El crecimiento empobrecedor

domingo, 26 de mayo de 2019 · 00:00

Enrique Velazco

Las opiniones sobre el estado de la economía muestran que hoy conviven una agradable “sensación térmica” de estabilidad macroeconómica con bienestar, en algunos sectores de la sociedad, mientras que, en otros, predominan percepciones de insuficiencia de ingresos, de precariedad del empleo e incertidumbre sobre el futuro. Una explicación posible de esta dualidad es que el crecimiento registrado desde 2006 ni es uniforme ni ha llegado a todos.

Fernanda Wanderley y José Peres-Cajías de la UCB analizan en dos artículos de Ideas de Página Siete los aportes de 17 expertos nacionales e internacionales sobre “Los desafíos del desarrollo productivo en el Siglo XXI” y concluyen que la reducción de la pobreza y la desigualdad es una hecho regional que no puede asociarse a modelos económicos o políticos específicos y que los desafíos del desarrollo persisten en Bolivia porque no hay bases para hablar de un “milagro económico” o de “logros sociales excepcionales” desde 2006.

El Ministerio de Economía ha respondido repitiendo los datos sobre reducción de la pobreza y la desigualdad gracias a los bonos que habría hecho posible la nacionalización del gas, y a los aumentos salariales que reflejarían los beneficios de las tasas de crecimiento más altas de la región; pero las respuestas evitan debatir las causas y, menos aún, reflexionar sobre las consecuencias.

En la serie de Ensayos para el debate que Inaset publica en Brújula Digital, mostramos que pese al alto crecimiento de los últimos 12 años y de los excepcionales ingresos percibidos, Bolivia sigue entre las cuatro economías más pobres de América Latina. Incluso si su crecimiento fuera sostenible, le tomará generaciones converger al nivel de las economías vecinas.

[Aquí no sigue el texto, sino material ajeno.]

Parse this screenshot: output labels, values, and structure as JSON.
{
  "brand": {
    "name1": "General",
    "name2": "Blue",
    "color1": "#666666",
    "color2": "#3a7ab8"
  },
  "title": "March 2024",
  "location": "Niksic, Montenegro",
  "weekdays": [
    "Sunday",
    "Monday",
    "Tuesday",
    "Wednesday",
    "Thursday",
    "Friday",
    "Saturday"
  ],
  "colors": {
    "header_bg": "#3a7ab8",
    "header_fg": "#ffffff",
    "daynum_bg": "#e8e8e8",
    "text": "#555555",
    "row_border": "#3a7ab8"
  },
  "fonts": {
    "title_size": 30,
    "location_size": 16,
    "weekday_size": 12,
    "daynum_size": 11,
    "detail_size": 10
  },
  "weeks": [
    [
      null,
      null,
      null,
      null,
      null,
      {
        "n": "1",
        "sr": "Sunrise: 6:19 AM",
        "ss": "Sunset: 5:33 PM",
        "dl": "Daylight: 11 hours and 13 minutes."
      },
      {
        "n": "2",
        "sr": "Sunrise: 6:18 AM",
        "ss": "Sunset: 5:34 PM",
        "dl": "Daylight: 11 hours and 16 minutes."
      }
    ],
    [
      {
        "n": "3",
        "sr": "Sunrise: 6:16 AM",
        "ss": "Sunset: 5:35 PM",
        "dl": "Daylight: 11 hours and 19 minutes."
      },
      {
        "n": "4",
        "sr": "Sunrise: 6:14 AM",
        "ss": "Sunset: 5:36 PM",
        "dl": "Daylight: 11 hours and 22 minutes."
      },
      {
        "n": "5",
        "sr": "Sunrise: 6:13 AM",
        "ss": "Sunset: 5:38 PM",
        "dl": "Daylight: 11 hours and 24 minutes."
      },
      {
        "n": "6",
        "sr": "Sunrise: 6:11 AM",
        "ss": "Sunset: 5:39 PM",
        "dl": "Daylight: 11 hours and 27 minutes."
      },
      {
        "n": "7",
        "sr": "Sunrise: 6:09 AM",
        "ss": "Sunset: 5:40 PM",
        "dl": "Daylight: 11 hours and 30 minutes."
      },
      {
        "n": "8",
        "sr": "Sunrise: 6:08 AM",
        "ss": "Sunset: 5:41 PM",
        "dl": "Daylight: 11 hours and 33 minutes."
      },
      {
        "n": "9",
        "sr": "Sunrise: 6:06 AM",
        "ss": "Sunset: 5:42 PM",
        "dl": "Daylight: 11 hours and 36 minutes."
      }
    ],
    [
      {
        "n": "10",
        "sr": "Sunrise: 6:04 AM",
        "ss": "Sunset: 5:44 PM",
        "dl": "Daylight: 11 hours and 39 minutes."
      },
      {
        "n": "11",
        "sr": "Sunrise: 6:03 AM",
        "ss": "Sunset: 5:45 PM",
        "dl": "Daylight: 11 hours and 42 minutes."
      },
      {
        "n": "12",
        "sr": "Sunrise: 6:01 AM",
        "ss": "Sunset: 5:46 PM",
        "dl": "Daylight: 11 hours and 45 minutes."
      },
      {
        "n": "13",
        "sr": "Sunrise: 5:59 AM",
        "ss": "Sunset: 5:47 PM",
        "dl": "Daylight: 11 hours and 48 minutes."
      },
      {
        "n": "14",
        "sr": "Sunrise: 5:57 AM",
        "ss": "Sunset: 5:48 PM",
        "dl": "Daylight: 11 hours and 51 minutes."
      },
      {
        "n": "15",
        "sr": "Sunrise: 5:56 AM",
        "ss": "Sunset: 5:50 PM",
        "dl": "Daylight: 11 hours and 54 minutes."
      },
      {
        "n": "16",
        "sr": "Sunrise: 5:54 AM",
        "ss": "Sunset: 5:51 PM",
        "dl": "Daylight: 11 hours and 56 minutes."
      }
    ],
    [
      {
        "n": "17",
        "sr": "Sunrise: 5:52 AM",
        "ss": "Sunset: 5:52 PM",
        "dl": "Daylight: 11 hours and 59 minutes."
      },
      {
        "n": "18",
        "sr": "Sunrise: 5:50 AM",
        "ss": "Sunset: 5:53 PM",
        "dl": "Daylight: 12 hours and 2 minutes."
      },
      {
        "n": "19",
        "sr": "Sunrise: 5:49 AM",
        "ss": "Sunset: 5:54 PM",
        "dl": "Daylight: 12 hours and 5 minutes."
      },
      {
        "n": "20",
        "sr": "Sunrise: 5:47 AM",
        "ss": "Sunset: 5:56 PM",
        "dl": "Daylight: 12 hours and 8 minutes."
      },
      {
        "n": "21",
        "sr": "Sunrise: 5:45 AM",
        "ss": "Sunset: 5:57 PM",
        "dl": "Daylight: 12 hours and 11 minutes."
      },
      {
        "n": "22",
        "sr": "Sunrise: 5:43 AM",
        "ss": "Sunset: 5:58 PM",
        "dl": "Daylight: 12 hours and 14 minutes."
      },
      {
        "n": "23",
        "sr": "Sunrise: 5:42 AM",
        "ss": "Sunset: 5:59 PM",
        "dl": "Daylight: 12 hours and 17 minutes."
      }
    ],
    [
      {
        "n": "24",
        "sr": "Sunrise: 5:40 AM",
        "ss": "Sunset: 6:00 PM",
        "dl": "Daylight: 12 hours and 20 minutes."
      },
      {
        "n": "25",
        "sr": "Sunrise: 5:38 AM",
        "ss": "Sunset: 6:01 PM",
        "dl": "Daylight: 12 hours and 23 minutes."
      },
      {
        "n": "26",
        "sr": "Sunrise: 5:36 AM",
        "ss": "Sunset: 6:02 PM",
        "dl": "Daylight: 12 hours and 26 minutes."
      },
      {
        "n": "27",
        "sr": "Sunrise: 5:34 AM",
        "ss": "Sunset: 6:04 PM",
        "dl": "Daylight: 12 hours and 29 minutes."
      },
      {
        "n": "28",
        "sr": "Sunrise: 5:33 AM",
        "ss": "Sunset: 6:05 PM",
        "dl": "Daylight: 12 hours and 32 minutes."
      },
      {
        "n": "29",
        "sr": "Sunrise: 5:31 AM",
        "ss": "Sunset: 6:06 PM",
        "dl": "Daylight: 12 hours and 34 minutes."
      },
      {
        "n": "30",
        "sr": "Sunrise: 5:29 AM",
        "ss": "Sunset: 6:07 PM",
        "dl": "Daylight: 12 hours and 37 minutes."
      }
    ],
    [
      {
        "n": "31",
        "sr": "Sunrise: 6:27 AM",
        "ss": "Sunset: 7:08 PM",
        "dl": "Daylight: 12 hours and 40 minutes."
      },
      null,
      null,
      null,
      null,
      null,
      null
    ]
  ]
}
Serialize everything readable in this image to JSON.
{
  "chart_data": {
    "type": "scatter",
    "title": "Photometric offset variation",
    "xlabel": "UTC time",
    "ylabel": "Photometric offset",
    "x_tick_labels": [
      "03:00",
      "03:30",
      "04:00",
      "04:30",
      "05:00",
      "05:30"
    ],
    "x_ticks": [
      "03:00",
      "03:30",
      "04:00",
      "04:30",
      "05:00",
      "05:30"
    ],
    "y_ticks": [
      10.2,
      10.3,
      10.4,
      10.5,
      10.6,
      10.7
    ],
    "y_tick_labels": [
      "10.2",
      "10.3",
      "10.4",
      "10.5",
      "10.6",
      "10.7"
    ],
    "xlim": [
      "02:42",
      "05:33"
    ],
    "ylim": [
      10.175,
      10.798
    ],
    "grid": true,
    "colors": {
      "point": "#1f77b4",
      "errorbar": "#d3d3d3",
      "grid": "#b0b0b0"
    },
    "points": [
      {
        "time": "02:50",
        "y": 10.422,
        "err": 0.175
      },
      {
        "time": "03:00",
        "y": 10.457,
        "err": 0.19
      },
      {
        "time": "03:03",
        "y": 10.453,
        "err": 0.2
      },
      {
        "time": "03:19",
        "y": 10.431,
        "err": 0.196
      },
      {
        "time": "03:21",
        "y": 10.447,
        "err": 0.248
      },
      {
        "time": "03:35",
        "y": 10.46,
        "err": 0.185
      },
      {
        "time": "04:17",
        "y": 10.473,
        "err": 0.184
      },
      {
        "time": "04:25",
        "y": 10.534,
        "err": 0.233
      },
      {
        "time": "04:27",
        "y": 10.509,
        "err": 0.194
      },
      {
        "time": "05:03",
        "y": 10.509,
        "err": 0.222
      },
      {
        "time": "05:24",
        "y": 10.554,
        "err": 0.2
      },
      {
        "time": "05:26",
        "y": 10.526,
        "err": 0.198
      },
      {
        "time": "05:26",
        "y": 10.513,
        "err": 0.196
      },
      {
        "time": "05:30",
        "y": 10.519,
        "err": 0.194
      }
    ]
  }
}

Pero el crecimiento registrado es insostenible porque sus fundamentos son muy débiles: el PIB aumenta más por la recaudación de impuestos que por la creación de valor agregado; aumenta la inversión, pero baja el consumo de los hogares y aumenta la participación de las importaciones en el consumo interno; y la productividad se concentra en pocas regiones y actividades: el crecimiento de 4,22% en 2018 se explica casi totalmente por el de un sólo subsector industrial (productos químicos para la gasolina con alcohol) y dos no productivos: la administración pública, y los servicios financieros.

Como resultado, hoy al menos 65% de quienes se incorporan al mercado laboral lo hacen forzados a hacerlo en actividades por cuenta propia, informales y de baja productividad, y un 15% adicional está subempleado. En suma, los datos muestran una realidad de “crecimiento empobrecedor” que afecta a la gran mayoría de las personas porque el crecimiento del PIB no cumple la condición básica de sostenibilidad: reflejar una creciente capacidad productiva (mayor producción, empleo, remuneraciones y consumo).

Corregir este crecimiento es un desafío que compromete a todos quienes pueden aportar técnicamente para identificar las soluciones correctas; que las soluciones se apliquen o no, depende de la ciudadanía que, aunque no necesariamente tiene opiniones técnicas, otorga legalidad a los gobernantes. Pero, en última instancia, los gobernantes aportan al desarrollo sólo si son capaces de superar las cegueras políticas, ideológicas, teóricas y de conveniencia, a las que “las y los políticos criollos” recurren para distorsionar la realidad e ignorar las soluciones pertinentes a fin de promover sus intereses personales o corporativos, disfrazados siempre como ideologías convenientes.

Por lo tanto, nuestro secular estancamiento mientras otras sociedades están logrando superar las realidades de pobreza y desigualdad, sugiere que históricamente sufrimos de un caso de “incompetencia política” más que de incapacidad económica.